The results of our two inaugural cohorts have been spectacular. All 30 apprentices completed their education, and 29 transitioned to their pre-determined jobs. The average apprentice increased their income by 33%, when pre-program earnings are compared to their first months’ wages in their apprenticeship. Feedback from both employers and apprentices has been excellent, but through monthly check-ins with both groups we continually learn about areas to improve for future cohorts.
Excitement about this model is growing!
- In October 2021, the Life Sciences Apprenticeship Program was featured in the news magazine of the Journal of the American Society for Biochemistry & Molecular Biology.
- In November 2021 Governor Baker chose our Life Sciences Apprenticeship Program to highlight National Apprenticeship Week.
- In January 2022 we were featured in Chemical & Engineering News, the weekly news magazine of the American Chemical Society.

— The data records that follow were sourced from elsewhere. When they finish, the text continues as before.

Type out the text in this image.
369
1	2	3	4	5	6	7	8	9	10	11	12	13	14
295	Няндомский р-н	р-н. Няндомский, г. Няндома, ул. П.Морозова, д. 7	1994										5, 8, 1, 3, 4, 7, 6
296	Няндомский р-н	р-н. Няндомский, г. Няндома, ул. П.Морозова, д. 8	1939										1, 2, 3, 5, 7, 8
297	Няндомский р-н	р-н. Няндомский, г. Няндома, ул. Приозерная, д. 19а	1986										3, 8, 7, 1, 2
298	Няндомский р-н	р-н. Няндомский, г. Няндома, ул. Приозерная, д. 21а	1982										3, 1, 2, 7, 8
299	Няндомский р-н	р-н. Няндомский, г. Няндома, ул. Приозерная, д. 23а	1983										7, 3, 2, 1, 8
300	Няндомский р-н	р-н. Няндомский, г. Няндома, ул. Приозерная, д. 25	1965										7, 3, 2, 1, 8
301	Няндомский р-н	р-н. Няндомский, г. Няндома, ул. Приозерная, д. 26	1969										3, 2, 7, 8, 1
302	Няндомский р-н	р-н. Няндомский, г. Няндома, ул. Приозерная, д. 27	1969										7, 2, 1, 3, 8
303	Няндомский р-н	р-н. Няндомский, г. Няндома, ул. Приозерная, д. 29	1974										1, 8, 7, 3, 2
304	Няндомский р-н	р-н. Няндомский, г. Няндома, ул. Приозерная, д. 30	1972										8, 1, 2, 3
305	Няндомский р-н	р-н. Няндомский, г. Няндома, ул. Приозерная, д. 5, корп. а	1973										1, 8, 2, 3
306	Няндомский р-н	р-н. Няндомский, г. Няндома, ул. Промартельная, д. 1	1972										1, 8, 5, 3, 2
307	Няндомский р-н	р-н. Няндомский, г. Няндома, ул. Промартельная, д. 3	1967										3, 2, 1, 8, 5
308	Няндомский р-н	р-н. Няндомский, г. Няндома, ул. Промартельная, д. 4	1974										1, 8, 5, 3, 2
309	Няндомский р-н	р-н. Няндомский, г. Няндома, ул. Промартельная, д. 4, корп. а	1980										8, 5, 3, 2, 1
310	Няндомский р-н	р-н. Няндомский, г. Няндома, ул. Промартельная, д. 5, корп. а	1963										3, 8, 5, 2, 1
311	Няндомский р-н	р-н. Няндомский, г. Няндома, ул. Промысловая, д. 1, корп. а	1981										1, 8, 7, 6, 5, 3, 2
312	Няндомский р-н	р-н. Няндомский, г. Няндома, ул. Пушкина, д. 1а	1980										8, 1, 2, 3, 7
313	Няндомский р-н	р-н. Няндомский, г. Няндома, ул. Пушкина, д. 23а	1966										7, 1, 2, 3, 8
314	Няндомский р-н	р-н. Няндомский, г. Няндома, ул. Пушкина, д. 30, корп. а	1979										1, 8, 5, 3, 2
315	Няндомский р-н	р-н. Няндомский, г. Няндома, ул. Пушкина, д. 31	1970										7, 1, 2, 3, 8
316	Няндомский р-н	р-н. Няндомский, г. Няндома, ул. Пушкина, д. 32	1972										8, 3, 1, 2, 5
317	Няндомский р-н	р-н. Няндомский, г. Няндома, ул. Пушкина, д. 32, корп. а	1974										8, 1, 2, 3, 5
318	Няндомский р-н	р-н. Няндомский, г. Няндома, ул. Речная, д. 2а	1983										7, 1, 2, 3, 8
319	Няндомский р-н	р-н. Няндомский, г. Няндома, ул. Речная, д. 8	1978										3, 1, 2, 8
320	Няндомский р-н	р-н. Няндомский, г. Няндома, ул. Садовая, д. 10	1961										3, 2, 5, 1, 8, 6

- In March 2022 the Boston Business Journal published a feature article on life sciences workforce development models, in which we were prominently featured.
The Life Sciences Apprenticeship Program is growing! In 2022 we plan to triple the number of Biomanufacturing Technician Apprentices. We have two cohorts centered in Greater Boston, with education again at Northeastern, and a third cohort dedicated to Central Massachusetts, with Worcester Polytechnic Institute and their Biomanufacturing Education & Training Center as the educational provider. This will bring local residents to jobs in Worcester, Devens, Milford, and Plainville. Our second Clinical Trial Associate Apprenticeship Program will launch late this year again in partnership with the ACRP as a training provider, and we will debut a third career pathway in Fall 2022.
Senior Director of the Life Sciences Apprenticeship Program
Karla joined the MassBioEd team in 2018 as the Manager of Labor Market Research, and later became the Director of Talent & Workforce Development. In 2021 she launched two registered apprenticeship programs which created pathways for new talent to enter the fields of biomanufacturing and clinical trial administration. Now, as the Senior Director of the Life Sciences Apprenticeship Program, she is responsible for the growth and expansion of this apprenticeship model into new career pathways and to a wider geographic area. Prior to joining MassBioEd, Karla worked both in the biotechnology industry and in academia. Karla holds a Bachelor’s Degree in Chemistry from Smith College, and earned both a Master’s Degree in Biotechnology and an MBA from Worcester Polytechnic Institute.